こだわりの原材料でおいしいスイーツを開発
 スイーツの商品開発は、大学在学中に家業に携わることを決意した三男の大地さん主導で進められた。「帰省した時に両親から店を作る計画を聞きました。2人とも50歳を過ぎていましたが、常に前を向いている姿がすばらしく、自分もそんな生き方をしたいと思いました」。
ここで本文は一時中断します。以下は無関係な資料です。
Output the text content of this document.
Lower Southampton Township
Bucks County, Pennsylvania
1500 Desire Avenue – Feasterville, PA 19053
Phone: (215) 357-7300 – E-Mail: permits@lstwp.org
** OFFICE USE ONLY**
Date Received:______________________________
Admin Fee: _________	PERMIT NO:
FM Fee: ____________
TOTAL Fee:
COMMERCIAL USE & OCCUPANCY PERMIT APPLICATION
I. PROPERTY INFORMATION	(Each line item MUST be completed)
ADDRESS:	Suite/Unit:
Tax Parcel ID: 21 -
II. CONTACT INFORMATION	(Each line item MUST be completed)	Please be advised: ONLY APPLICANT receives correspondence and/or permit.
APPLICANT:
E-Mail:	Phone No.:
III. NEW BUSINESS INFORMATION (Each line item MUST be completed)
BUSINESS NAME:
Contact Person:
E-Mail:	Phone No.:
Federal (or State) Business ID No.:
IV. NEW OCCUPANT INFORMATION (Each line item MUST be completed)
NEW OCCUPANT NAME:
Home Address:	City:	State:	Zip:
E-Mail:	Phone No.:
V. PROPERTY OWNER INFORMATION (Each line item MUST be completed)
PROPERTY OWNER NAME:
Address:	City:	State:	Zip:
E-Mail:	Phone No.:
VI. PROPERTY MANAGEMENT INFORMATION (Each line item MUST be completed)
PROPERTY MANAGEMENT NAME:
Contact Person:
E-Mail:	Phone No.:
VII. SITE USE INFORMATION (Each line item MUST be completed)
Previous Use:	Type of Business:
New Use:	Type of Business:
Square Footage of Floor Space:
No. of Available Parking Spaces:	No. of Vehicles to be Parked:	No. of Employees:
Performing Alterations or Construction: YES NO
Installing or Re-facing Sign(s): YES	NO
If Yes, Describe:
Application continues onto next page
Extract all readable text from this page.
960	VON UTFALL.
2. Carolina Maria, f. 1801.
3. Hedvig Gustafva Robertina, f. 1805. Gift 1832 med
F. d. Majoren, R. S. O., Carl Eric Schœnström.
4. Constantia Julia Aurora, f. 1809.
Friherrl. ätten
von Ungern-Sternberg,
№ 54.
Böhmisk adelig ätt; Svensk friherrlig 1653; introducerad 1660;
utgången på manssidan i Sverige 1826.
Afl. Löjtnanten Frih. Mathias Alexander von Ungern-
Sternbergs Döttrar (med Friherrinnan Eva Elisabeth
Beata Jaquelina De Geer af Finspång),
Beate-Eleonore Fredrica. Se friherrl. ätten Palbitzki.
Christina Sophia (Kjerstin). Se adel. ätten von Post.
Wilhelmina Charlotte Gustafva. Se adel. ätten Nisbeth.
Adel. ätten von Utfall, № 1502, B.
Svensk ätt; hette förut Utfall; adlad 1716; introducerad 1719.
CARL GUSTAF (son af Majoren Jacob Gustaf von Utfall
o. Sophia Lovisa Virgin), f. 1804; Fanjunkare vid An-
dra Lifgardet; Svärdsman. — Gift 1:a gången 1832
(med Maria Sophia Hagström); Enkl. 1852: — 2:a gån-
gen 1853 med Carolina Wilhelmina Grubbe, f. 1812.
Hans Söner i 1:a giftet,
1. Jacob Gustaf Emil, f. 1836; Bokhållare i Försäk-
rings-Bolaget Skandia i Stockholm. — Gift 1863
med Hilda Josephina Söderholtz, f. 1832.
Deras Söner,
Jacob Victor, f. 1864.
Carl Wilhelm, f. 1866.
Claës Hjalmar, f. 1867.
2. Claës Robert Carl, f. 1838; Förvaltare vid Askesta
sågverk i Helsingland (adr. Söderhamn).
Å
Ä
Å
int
 大学卒業後、大地さんはプロのパティシエからスイーツ作りの基本を教わり、何度も試作を重ねた。「当初は体によいことを突き詰めて、味が二の次になっていました。でも、『おいしく笑って健康で』と農園の理念にあるように、まずおいしくなければ笑顔にはなれません。原材料には自家産の特別栽培米(無農薬の米)や生きた麹などを使用し、添加物は使わず、納得できる味を追求しました」。


加工品の製造・販売で米の付加価値を高める
 店舗で販売されているスイーツは、開店時から人気を誇る米粉100%のシフォンケーキやロールケーキ、焼き菓子、プリン(自家製味噌入り)、麹のレアチーズなど。味噌は定番の「朝日みそ」や玄米麹を使った「玄米みそ」のほか、「柚子味噌」「胡麻味噌」「山椒味噌」などの田楽味噌も展開している。味噌作り体験には年間500件近くの申し込みがあり、観光ルートにも組み込まれ、県外や海外からの参加者も増加。出張味噌作り教室も継続して行っている。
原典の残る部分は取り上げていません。